The author lives in Oxford with her husband and son in a kind of book-cave or library, whichever you will. They share their home with a white cat and a black cat.
Celtic Wisdom Sticks is a divination package that includes 21 wooden sticks. Twenty of these pieces are trimmed and inscribed with one distinct ogam symbol. For convenience for those just learning the different symbols, each ogam wood also includes the icon's name. The final stick is called an indicator stick and contains four symbols, one on each side of the stick. These markings are for the four cardinal directions. Used together, each ogam wood can have four very different interpretations based upon the cardinal result of the indicator stick.

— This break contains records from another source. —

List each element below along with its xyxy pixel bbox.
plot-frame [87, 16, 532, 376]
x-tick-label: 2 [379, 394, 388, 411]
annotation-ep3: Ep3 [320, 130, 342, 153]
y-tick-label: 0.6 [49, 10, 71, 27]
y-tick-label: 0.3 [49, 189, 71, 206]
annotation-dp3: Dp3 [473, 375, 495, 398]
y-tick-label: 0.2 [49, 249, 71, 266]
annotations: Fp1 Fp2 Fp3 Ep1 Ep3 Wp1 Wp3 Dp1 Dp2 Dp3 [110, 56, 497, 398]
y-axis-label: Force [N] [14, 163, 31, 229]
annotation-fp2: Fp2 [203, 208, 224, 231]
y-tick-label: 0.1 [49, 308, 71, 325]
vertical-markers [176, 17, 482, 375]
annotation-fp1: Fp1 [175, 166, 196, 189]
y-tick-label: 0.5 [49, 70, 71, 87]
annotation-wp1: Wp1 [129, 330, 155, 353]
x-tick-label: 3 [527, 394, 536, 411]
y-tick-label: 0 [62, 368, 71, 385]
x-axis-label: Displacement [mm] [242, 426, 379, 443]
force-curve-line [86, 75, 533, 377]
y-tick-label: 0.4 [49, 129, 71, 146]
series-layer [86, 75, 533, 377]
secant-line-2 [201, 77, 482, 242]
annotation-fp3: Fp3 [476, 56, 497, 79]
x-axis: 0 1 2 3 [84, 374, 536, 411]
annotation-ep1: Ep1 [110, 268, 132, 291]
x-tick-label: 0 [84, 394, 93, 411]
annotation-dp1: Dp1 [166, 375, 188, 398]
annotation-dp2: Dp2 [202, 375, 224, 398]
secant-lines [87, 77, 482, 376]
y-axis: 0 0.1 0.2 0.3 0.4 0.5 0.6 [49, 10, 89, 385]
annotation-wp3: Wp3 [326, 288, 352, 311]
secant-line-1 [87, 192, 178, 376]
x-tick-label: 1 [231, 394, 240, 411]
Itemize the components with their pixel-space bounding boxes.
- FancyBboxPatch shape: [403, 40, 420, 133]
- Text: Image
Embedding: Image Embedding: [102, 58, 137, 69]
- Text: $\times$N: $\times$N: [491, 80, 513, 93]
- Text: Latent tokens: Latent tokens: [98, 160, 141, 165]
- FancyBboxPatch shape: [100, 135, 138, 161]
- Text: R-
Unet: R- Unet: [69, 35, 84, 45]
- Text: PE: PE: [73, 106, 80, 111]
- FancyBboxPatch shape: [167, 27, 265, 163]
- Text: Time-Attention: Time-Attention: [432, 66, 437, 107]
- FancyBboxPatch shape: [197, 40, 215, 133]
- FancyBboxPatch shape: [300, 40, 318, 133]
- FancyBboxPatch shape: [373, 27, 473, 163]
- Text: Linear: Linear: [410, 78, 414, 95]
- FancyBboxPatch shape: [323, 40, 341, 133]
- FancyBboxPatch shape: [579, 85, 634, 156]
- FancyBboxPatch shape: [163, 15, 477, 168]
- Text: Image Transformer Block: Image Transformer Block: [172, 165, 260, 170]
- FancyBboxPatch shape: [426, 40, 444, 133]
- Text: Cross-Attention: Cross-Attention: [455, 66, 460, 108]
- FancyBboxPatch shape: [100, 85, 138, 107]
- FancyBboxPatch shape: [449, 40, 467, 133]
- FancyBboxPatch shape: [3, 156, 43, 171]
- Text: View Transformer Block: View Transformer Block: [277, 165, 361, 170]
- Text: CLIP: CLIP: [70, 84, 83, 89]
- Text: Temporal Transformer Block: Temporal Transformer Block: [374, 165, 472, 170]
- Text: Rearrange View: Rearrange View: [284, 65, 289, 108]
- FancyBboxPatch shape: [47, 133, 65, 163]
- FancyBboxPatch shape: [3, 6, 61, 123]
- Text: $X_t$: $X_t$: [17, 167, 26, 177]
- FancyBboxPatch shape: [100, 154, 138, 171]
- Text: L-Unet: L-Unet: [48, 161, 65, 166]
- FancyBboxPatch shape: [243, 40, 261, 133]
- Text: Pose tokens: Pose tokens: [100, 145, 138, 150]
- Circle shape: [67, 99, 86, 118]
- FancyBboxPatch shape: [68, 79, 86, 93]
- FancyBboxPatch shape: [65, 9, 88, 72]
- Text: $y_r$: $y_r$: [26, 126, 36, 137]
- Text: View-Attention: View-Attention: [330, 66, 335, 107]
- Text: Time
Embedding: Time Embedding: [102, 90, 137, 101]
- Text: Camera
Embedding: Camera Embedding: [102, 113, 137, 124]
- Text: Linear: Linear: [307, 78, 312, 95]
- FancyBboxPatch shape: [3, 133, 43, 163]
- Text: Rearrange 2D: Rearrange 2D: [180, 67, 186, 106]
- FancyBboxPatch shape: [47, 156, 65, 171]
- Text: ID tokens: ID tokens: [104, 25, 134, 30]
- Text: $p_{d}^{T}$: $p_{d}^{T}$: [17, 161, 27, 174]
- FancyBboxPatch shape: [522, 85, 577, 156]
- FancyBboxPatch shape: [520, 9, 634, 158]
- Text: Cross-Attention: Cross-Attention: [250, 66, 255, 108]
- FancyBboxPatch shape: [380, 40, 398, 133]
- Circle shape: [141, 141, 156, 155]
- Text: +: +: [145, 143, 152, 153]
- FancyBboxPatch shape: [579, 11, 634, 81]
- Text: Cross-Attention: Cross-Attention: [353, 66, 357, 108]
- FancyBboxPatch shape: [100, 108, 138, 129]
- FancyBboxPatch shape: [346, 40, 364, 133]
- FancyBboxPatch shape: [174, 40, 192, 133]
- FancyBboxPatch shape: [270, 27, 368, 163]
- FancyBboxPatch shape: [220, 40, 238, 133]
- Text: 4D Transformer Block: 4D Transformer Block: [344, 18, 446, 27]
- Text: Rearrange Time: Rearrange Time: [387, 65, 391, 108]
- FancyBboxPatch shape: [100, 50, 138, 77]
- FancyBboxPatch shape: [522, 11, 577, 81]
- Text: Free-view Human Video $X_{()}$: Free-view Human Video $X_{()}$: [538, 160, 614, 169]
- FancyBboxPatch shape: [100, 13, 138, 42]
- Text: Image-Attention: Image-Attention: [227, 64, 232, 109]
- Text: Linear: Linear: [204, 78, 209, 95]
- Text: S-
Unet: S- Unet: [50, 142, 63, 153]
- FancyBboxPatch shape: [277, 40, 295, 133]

Celtic Wisdom Sticks are not really suitable for those wanting to play at fortune telling. There are no cute answers or entries about winning love or gaining material possessions. Instead, these tools are best used for gaining insight and guidance for personal growth and understanding of one's self or life path.
This is an excellent guide for those new to divination, or even to the experienced who are new to the Ogam. I was able to find the set in like new condition by shopping around, I feel I got my money's worth at $30, but I would not recommend the over $200 US Dollar price tag for a new set advertised on Amazon. It came with the book, 21 sticks and a burlap bag, all were exactly as described. I suspect most people will want to get additional references, the good news is that there is a list of additional readings at the end of the boot that provides a good jumping off point.
I'm not too keen on Caitlín's meanings in the book nor the forfeda stick included with the set, but as for a decent set of sticks to read and learn ogam with, this is fairly handy. I would just supplement it with more reading to get a better idea on the meanings, kennings and associations.